Das Verblüffendste und Aufschlußreichste an Ihrem Artikel ist allerdings das, was darin gar nicht vorkommt: eine Analyse der Sendung selbst. Was Sie hätten sagen wollen, was Sie nicht haben sagen können, Ihr Apriori hinsichtlich des Fernsehens: Wir haben es vernommen. Aber Ihr Urteil über die Sendung? Sie haben die 52 Minuten einfach weggezappt, die doch immerhin durch Sie, auch wenn es Ihnen nicht gefällt, zu dem einmaligen Ereignis führten, daß das Fernsehen in Gestalt zweier seiner Würdenträger bereit war, sich – und ich bleibe dabei: mutig – der Kritik eines Intellektuellen auszusetzen.

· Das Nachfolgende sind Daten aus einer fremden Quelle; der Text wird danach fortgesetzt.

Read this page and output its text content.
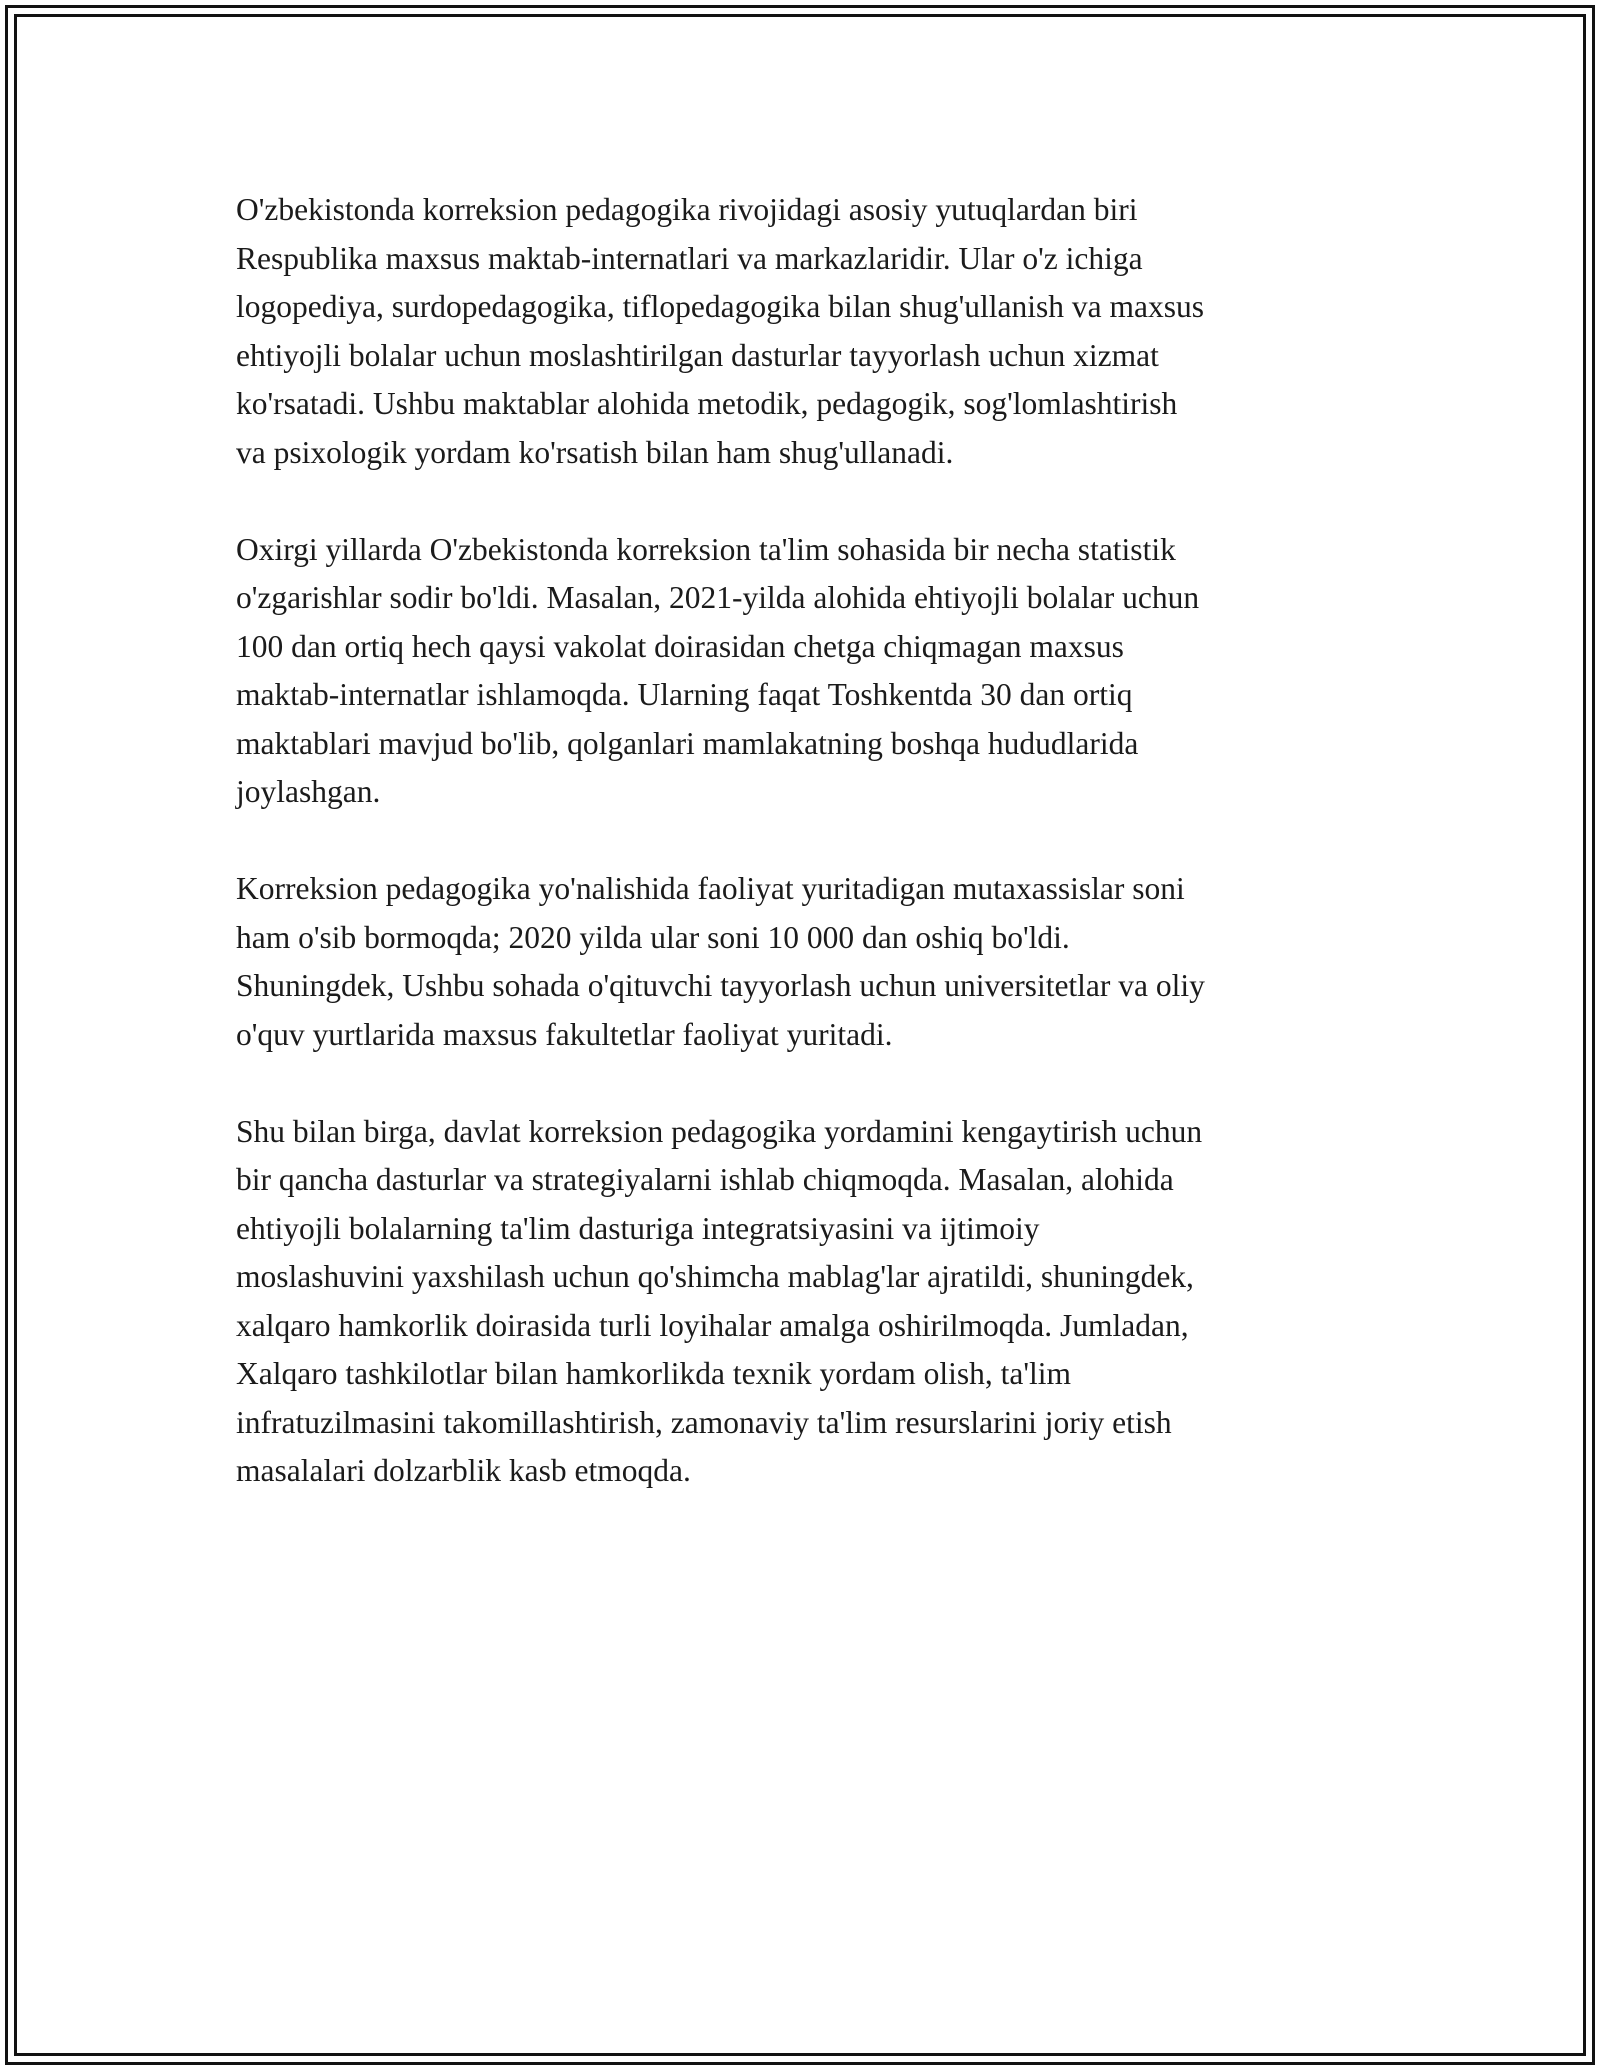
O'zbekistonda korreksion pedagogika rivojidagi asosiy yutuqlardan biri
Respublika maxsus maktab-internatlari va markazlaridir. Ular o'z ichiga
logopediya, surdopedagogika, tiflopedagogika bilan shug'ullanish va maxsus
ehtiyojli bolalar uchun moslashtirilgan dasturlar tayyorlash uchun xizmat
ko'rsatadi. Ushbu maktablar alohida metodik, pedagogik, sog'lomlashtirish
va psixologik yordam ko'rsatish bilan ham shug'ullanadi.

Oxirgi yillarda O'zbekistonda korreksion ta'lim sohasida bir necha statistik
o'zgarishlar sodir bo'ldi. Masalan, 2021-yilda alohida ehtiyojli bolalar uchun
100 dan ortiq hech qaysi vakolat doirasidan chetga chiqmagan maxsus
maktab-internatlar ishlamoqda. Ularning faqat Toshkentda 30 dan ortiq
maktablari mavjud bo'lib, qolganlari mamlakatning boshqa hududlarida
joylashgan.

Korreksion pedagogika yo'nalishida faoliyat yuritadigan mutaxassislar soni
ham o'sib bormoqda; 2020 yilda ular soni 10 000 dan oshiq bo'ldi.
Shuningdek, Ushbu sohada o'qituvchi tayyorlash uchun universitetlar va oliy
o'quv yurtlarida maxsus fakultetlar faoliyat yuritadi.

Shu bilan birga, davlat korreksion pedagogika yordamini kengaytirish uchun
bir qancha dasturlar va strategiyalarni ishlab chiqmoqda. Masalan, alohida
ehtiyojli bolalarning ta'lim dasturiga integratsiyasini va ijtimoiy
moslashuvini yaxshilash uchun qo'shimcha mablag'lar ajratildi, shuningdek,
xalqaro hamkorlik doirasida turli loyihalar amalga oshirilmoqda. Jumladan,
Xalqaro tashkilotlar bilan hamkorlikda texnik yordam olish, ta'lim
infratuzilmasini takomillashtirish, zamonaviy ta'lim resurslarini joriy etish
masalalari dolzarblik kasb etmoqda.
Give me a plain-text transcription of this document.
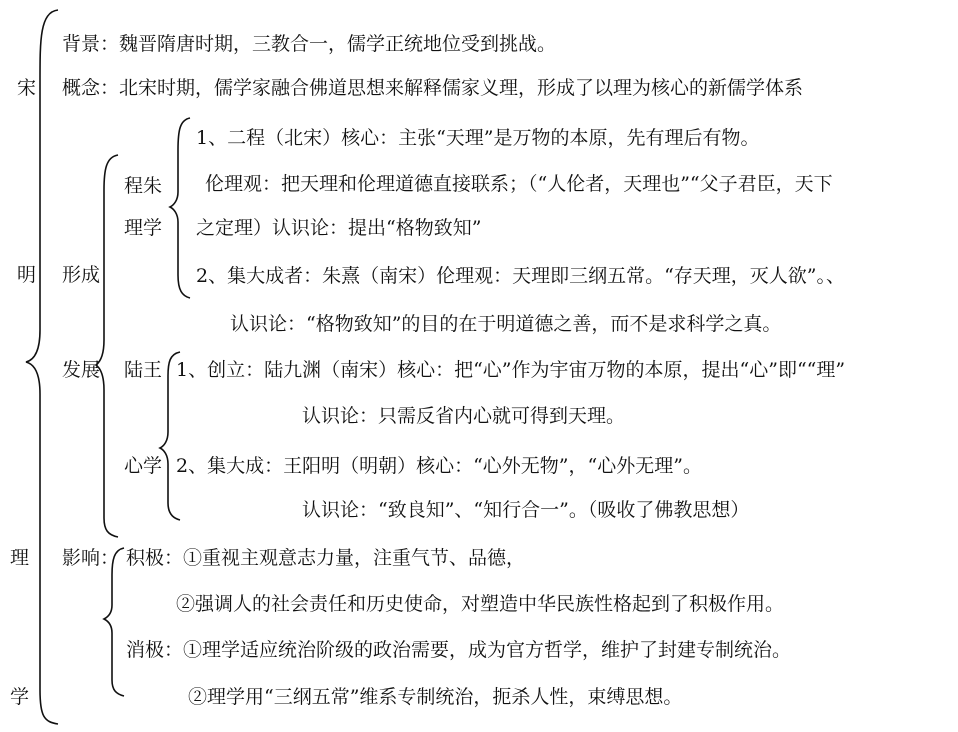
宋
明
理
学
背景：魏晋隋唐时期，三教合一，儒学正统地位受到挑战。
概念：北宋时期，儒学家融合佛道思想来解释儒家义理，形成了以理为核心的新儒学体系
形成
发展
程朱
理学
1、二程（北宋）核心：主张“天理”是万物的本原，先有理后有物。
伦理观：把天理和伦理道德直接联系；（“人伦者，天理也”“父子君臣，天下
之定理）认识论：提出“格物致知”
2、集大成者：朱熹（南宋）伦理观：天理即三纲五常。“存天理，灭人欲”。、
认识论：“格物致知”的目的在于明道德之善，而不是求科学之真。
陆王
心学
1、创立：陆九渊（南宋）核心：把“心”作为宇宙万物的本原，提出“心”即““理”
认识论：只需反省内心就可得到天理。
2、集大成：王阳明（明朝）核心：“心外无物”，“心外无理”。
认识论：“致良知”、“知行合一”。（吸收了佛教思想）
影响： 积极：①重视主观意志力量，注重气节、品德，
②强调人的社会责任和历史使命，对塑造中华民族性格起到了积极作用。
消极：①理学适应统治阶级的政治需要，成为官方哲学，维护了封建专制统治。
②理学用“三纲五常”维系专制统治，扼杀人性，束缚思想。
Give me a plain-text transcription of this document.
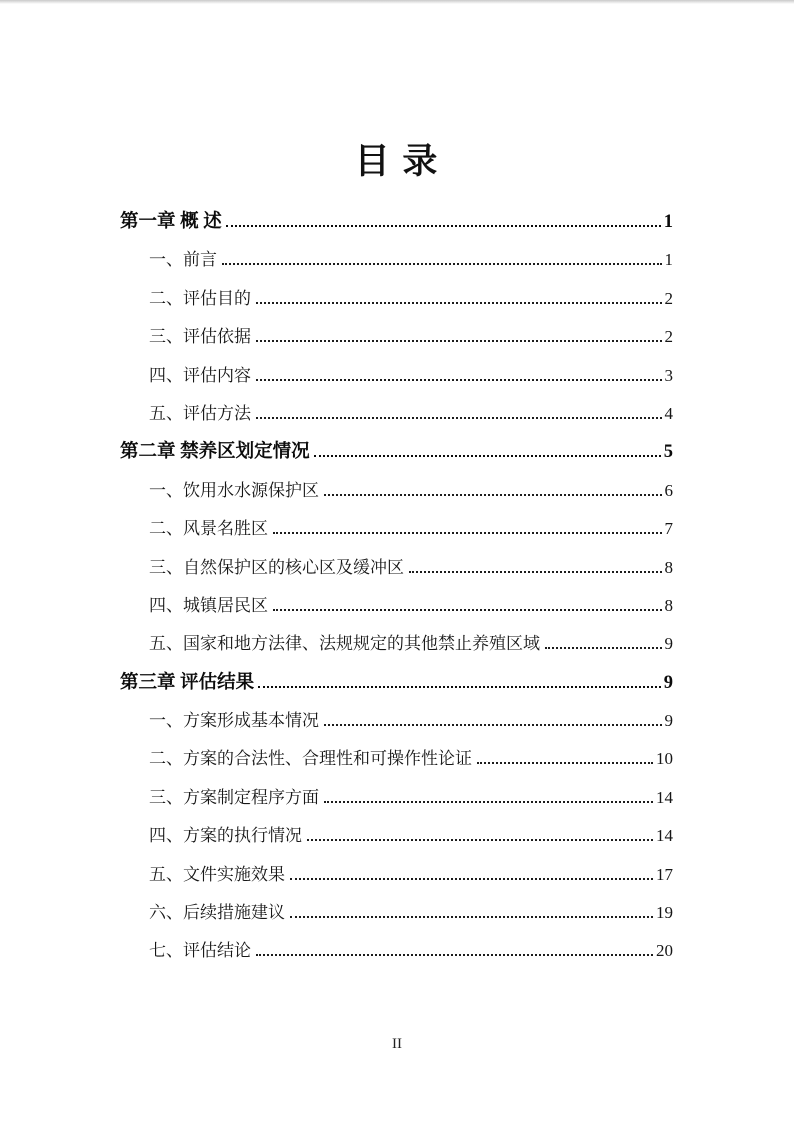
目 录
第一章 概 述	1
一、前言	1
二、评估目的	2
三、评估依据	2
四、评估内容	3
五、评估方法	4
第二章 禁养区划定情况	5
一、饮用水水源保护区	6
二、风景名胜区	7
三、自然保护区的核心区及缓冲区	8
四、城镇居民区	8
五、国家和地方法律、法规规定的其他禁止养殖区域	9
第三章 评估结果	9
一、方案形成基本情况	9
二、方案的合法性、合理性和可操作性论证	10
三、方案制定程序方面	14
四、方案的执行情况	14
五、文件实施效果	17
六、后续措施建议	19
七、评估结论	20
II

Wie leicht läßt sich doch diese Sendung entziffern! Wie vielsagend ist der Austausch von Worten, Blicken, Schweigen! Aber ja, Schweigen! Denn eine Fernsehshow, lieber Pierre Bourdieu, besteht nicht nur aus den Worten, die gewechselt werden. Es sind die unerwarteten, unvorhersehbaren Augenblicke, die ihr, weil sie den Teilnehmern unliebsame Wahrheiten entlocken, ihren Stempel aufdrücken.

Bitte schauen Sie sich diese Sendung einmal an: Alles, was Sie nicht zu sagen vermochten – wie Sie es sich in Ihrem Artikel vorwerfen –, ist ganz phantastisch zur Geltung gekommen. Sogar Ihre Märtyrer- Strategie – sich unterbrechen zu lassen, um die Brutalität Ihrer Gesprächspartner deutlich zu machen – spricht schon deutlich aus ihrem schmerzlichen Lächeln angesichts der ersten Frage meiner Kollegin Pascale Clark: „Sie haben sich nicht oft im Fernsehen geäußert?“ Ein kurzes Schweigen, dann: „Nein.“ Welch ein Schweigen! Von der Verachtung für die Journalistin bis hin zum Mitleid für dieses „Opfer des Systems“ ist darin alles zugleich auf geheimnisvolle, grausame Weise zum Ausdruck gebracht!

Das bringt uns auf Ihren zweiten blinden Fleck, lieber Pierre Bourdieu: Sie selbst. „Ich hatte ausdrücklich darum gebeten, meine Stellungnahmen während der Streiks vom Dezember unerwähnt zu lassen“, schrieben Sie nicht so? Nicht nur, daß ich mich an keine derartige Forderung erinnern kann – sie gibt mir auch reichlich zu denken. Was werfen Sie dem Fernsehen an anderer Stelle doch gleich vor? Sie kritisieren Sendungen, in denen „die Parteilichkeit gewisser Gesprächsteilnehmer bemäntelt wird“. Daß Alain Peyrefitte auf verschiedenen Podiumsveranstaltungen als „Schriftsteller“ und nicht als „neogaullistischer Senator“ oder „Vorsitzender der Verlagsleitung des Figaro“ vorgestellt wird. Ihrer Ansicht nach eine schuldhafte Verschleierung.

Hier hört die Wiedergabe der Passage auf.